So here's an update on me while I ride the tough times of trying to get over someone.
I've enrolled for french classes (Yehey me!). It's one of the things I've been looking forward to this month, and yes I will finally take lessons. I found out about it through a friend (Thanks Marbs), and I researched Alliance Francaise. Tuition was a bit on the expensive side, and travel would be hard but I'm willing to push this through.
And so I went there with my friend Vince, who was supposed to enroll with me (You owe me on that one), despite the scorching heat of the seat and discovered a way how to get there. With a 7-11 Slurpee on one hand, and my excited throbbing heart on the other, we walked Nicanor Garcia St. and hoped that we wouldn't get lost. When we got there, the exterior of the building itself was uber cool, but nothing compared to the inside.

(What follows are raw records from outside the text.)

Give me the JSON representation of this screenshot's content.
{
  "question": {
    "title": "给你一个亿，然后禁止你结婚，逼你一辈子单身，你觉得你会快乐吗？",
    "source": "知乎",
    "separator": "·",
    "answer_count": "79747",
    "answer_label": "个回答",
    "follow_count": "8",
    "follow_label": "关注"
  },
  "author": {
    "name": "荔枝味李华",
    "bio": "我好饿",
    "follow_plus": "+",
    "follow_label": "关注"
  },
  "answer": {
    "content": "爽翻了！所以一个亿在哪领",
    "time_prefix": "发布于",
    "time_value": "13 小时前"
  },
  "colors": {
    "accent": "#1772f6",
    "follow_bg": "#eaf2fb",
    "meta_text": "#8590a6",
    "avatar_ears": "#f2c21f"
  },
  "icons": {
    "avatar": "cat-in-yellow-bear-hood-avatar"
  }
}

White everything, Caucasian people, TV MONDE on the widescreen and an awesome interior design welcomed us as we got in. And from there, I enrolled and everything was history.

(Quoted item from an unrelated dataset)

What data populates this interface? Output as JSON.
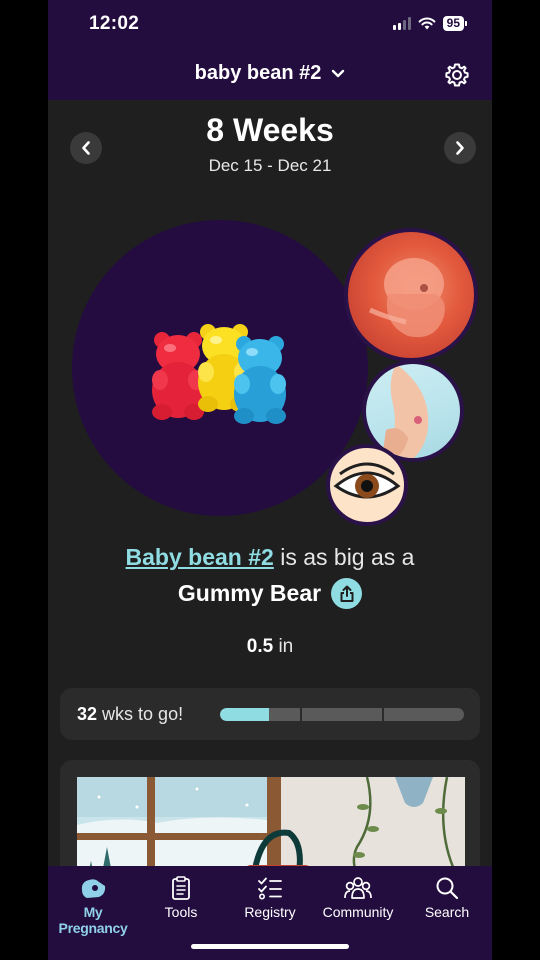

So now, I have classes that will start on June 5th. I'm a member of their something (I really didn't know what the name of the club was but I joined because of the library privileges and the tuition discount.) Also, I figured out a few tricks on how to get around Makati without resorting to taking a cab.
Also, I've gone bald.
No, not because I'm losing my hair, or my receding hairline has finally done me its worst. I've decided to cut my hair, leaving only 1 centimeter length to lay testament that I did have hair before.
Why, you ask?
Primarily because of the heat. It's been so hot here in the Philippines that the temperature rises up to 37.5 Celsius. This overstaying heat wave has done so much damaged to the country but as always, just like what I did, people found means to live through it. Yes climate change is real.
The other reason for it though is this is me trying to get rid of my past. Well not totally get rid of it, but maybe give myself a fresh start. Yes, that's it. I've always have had to go through rough patches in life that I don't allow myself to always be the martyr of life. I've always roughed it out and I've always found ways to keep myself happy and changing, constant change is the key. At least now, despite every single problem and heartache, I'm adapting.
Last, I guess would be that I'm still a bit better at being a nurse.
Yes I know, I'm still a volunteer and I don't carry most of the responsibilities yet, but I'm still all ready to take the challenge of everyday work on. I've been so used to it that it's almost second nature to me. I'm dreading the day that I finally become a floater though. Because that time, I wouldn't have any free time as much as I do now.
So I guess that's it. I'm all good. That's the end of my mental diarrhea about myself.